Située dans le Sud tunisien, à proximité de la frontière libyenne, la Bahiret el Biban est une lagune côtière originale dans un environnement aride (pluviométrie moyenne annuelle inférieure à 200 m). Elle est isolée de la mer, non par une flèche sableuse actuelle ou holocène, mais par un bourrelet consolidé haut de quelques mètres (Slob ech Chergui à l’Est, Slob el Gharbi à l’Ouest), fait d’un calcaire gréseux oolithique (formation Rejiche). Ce bourrelet représente un ancien cordon littoral qui s’est formé pendant le dernier interglaciaire, il y a environ 125 000 ans. La Bahiret el Biban a une forme grossièrement elliptique; son grand axe, orienté ONO-ESE, mesure 32 km, son petit axe 9 km. Elle couvre une surface de 230 km2. Sa profondeur maximale atteint 6,50 m dans une gouttière médiane qui correspond au grand axe du bassin. La lagune communique avec la mer, à peu près au droit de son petit axe, par une ouverture large de 2,5 km, mais réduite à de multiples passes, étroites et très peu profondes, séparées par des îlots; seul le chenal d’El Biban, juste à l’est de l’îlot du même nom, a une profondeur qui peut atteindre 5 m. Plusieurs facteurs commandent le régime hydrologique de la Bahiret el Biban : les échanges avec la mer au niveau des passes; l’évaporation surtout sensible aux deux extrémités du bassin ; les apports d’eaux continentales, faibles pour ceux liés aux nappes souterraines, parfois importants mais exceptionnels pour ceux dus aux crues d’oueds, en particulier l’oued Fessi. A l’intérieur de la lagune, les vents locaux engendrent une dérive littorale qui se déplace préférentiellement dans le sens des aiguilles d’une montre et qui est perturbée, à proximité des passes, par des courants alternatifs provoqués par la marée dont le marnage moyen est ici de l’ordre de 0,70 m.

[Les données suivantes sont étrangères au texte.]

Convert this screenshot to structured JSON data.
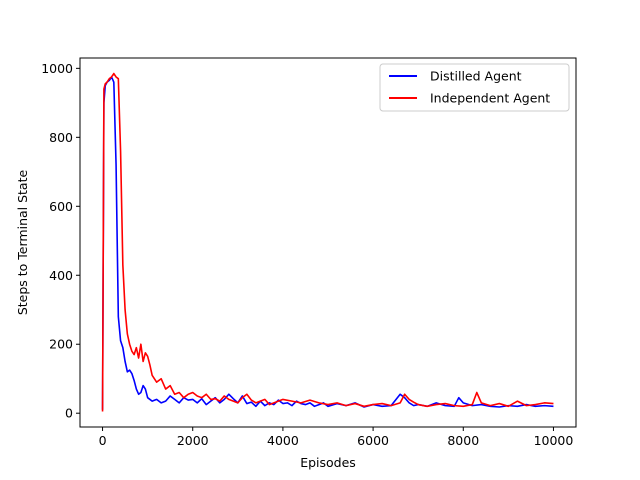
{
  "chart_data": {
    "type": "line",
    "title": "",
    "xlabel": "Episodes",
    "ylabel": "Steps to Terminal State",
    "xlim": [
      -500,
      10500
    ],
    "ylim": [
      -40,
      1030
    ],
    "xticks": [
      0,
      2000,
      4000,
      6000,
      8000,
      10000
    ],
    "xtick_labels": [
      "0",
      "2000",
      "4000",
      "6000",
      "8000",
      "10000"
    ],
    "yticks": [
      0,
      200,
      400,
      600,
      800,
      1000
    ],
    "ytick_labels": [
      "0",
      "200",
      "400",
      "600",
      "800",
      "1000"
    ],
    "grid": false,
    "legend_position": "upper right",
    "series": [
      {
        "name": "Distilled Agent",
        "color": "#0000ff",
        "x": [
          0,
          30,
          60,
          100,
          150,
          200,
          250,
          300,
          350,
          400,
          450,
          500,
          550,
          600,
          650,
          700,
          750,
          800,
          850,
          900,
          950,
          1000,
          1100,
          1200,
          1300,
          1400,
          1500,
          1600,
          1700,
          1800,
          1900,
          2000,
          2100,
          2200,
          2300,
          2400,
          2500,
          2600,
          2700,
          2800,
          2900,
          3000,
          3100,
          3200,
          3300,
          3400,
          3500,
          3600,
          3700,
          3800,
          3900,
          4000,
          4100,
          4200,
          4300,
          4400,
          4500,
          4600,
          4700,
          4800,
          4900,
          5000,
          5200,
          5400,
          5600,
          5800,
          6000,
          6200,
          6400,
          6600,
          6700,
          6800,
          6900,
          7000,
          7200,
          7400,
          7600,
          7800,
          7900,
          8000,
          8200,
          8400,
          8600,
          8800,
          9000,
          9200,
          9400,
          9600,
          9800,
          10000
        ],
        "y": [
          10,
          900,
          950,
          960,
          965,
          975,
          960,
          720,
          280,
          210,
          190,
          150,
          120,
          125,
          115,
          95,
          70,
          55,
          60,
          80,
          70,
          45,
          35,
          40,
          30,
          35,
          50,
          40,
          30,
          45,
          38,
          40,
          30,
          42,
          25,
          35,
          45,
          30,
          40,
          55,
          42,
          30,
          50,
          28,
          32,
          20,
          35,
          22,
          30,
          25,
          38,
          28,
          30,
          22,
          35,
          28,
          25,
          30,
          20,
          25,
          30,
          20,
          28,
          22,
          30,
          18,
          25,
          20,
          22,
          55,
          45,
          30,
          22,
          25,
          20,
          30,
          22,
          20,
          45,
          30,
          22,
          25,
          20,
          18,
          22,
          20,
          25,
          20,
          22,
          20
        ]
      },
      {
        "name": "Independent Agent",
        "color": "#ff0000",
        "x": [
          0,
          30,
          60,
          100,
          150,
          200,
          250,
          300,
          350,
          400,
          450,
          500,
          550,
          600,
          650,
          700,
          750,
          800,
          850,
          900,
          950,
          1000,
          1050,
          1100,
          1200,
          1300,
          1400,
          1500,
          1600,
          1700,
          1800,
          1900,
          2000,
          2100,
          2200,
          2300,
          2400,
          2500,
          2600,
          2700,
          2800,
          2900,
          3000,
          3100,
          3200,
          3300,
          3400,
          3500,
          3600,
          3700,
          3800,
          3900,
          4000,
          4200,
          4400,
          4600,
          4800,
          5000,
          5200,
          5400,
          5600,
          5800,
          6000,
          6200,
          6400,
          6600,
          6700,
          6800,
          6900,
          7000,
          7200,
          7400,
          7600,
          7800,
          8000,
          8200,
          8300,
          8400,
          8600,
          8800,
          9000,
          9200,
          9400,
          9600,
          9800,
          10000
        ],
        "y": [
          5,
          940,
          955,
          960,
          970,
          975,
          985,
          975,
          970,
          760,
          430,
          300,
          230,
          200,
          180,
          170,
          190,
          160,
          200,
          150,
          175,
          165,
          140,
          110,
          90,
          100,
          70,
          80,
          55,
          60,
          45,
          55,
          60,
          50,
          45,
          55,
          40,
          42,
          35,
          50,
          40,
          35,
          30,
          45,
          55,
          38,
          30,
          35,
          40,
          25,
          30,
          35,
          40,
          35,
          30,
          38,
          30,
          25,
          30,
          22,
          28,
          20,
          25,
          28,
          22,
          30,
          55,
          40,
          32,
          25,
          20,
          25,
          28,
          22,
          20,
          25,
          60,
          30,
          22,
          28,
          20,
          35,
          22,
          25,
          30,
          28
        ]
      }
    ]
  }
}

Les températures des eaux de surface varient entre environ 13° en janvier et 27° en août.

 

 

 

La composition chimique des eaux de la Bahiret el Biban n’est constante ni dans le temps ni dans l’espace. Elle dépend des courants qui permettent l’ingression des eaux marines, des arrivées intermittentes d’eaux continentales, de l’évaporation plus ou moins forte suivant les saisons. La lagune présente une dissymétrie fondamentale entre sa moitié occidentale où l’influence des saumures évaporitiques est prépondérante et sa moitié orientale où les eaux sont chimiquement voisines de celle de la mer ouverte. Dans l’ensemble les échanges avec la mer sont insuffisants pour compenser l’évaporation de la lagune. Celle-ci se comporte comme un piège pour les sels dissous et seuls des apports continentaux importants, lors des années pluvieuses, déclenchent de temps à autres des phases de dessalage. Ainsi se maintient une salinité d’ensemble modérée qui, en moyenne, ne dépasse pas de 15% celle de l’eau de mer voisine.

 

 

 

La Bahiret el Biban constitue actuellement un des hauts lieux de la pêche en Tunisie. Les poissons y abondent (daurades, loups, serres, marbrés, saupes, mulets) et cette richesse a attiré l’Homme depuis des époques très reculées. Aujourd’hui des bordigues, installées à la sortie des deux passes situées de part et d’autre de l’îlot d’El Biban, permettent la capture des poissons qui migrent vers le large. Les prises sont particulièrement importantes d’octobre à janvier et de mai à août quand les poissons migrent vers la mer. La production moyenne est d’environ 300 tonnes par an, mais elle varie beaucoup d’une année à l’autre en fonction inverse de la salinité des eaux dans la lagune. Les longues périodes de sécheresse engendrent des salures accusées qui empêchent un bon alevinage, donc une chute marquée des prises de poissons.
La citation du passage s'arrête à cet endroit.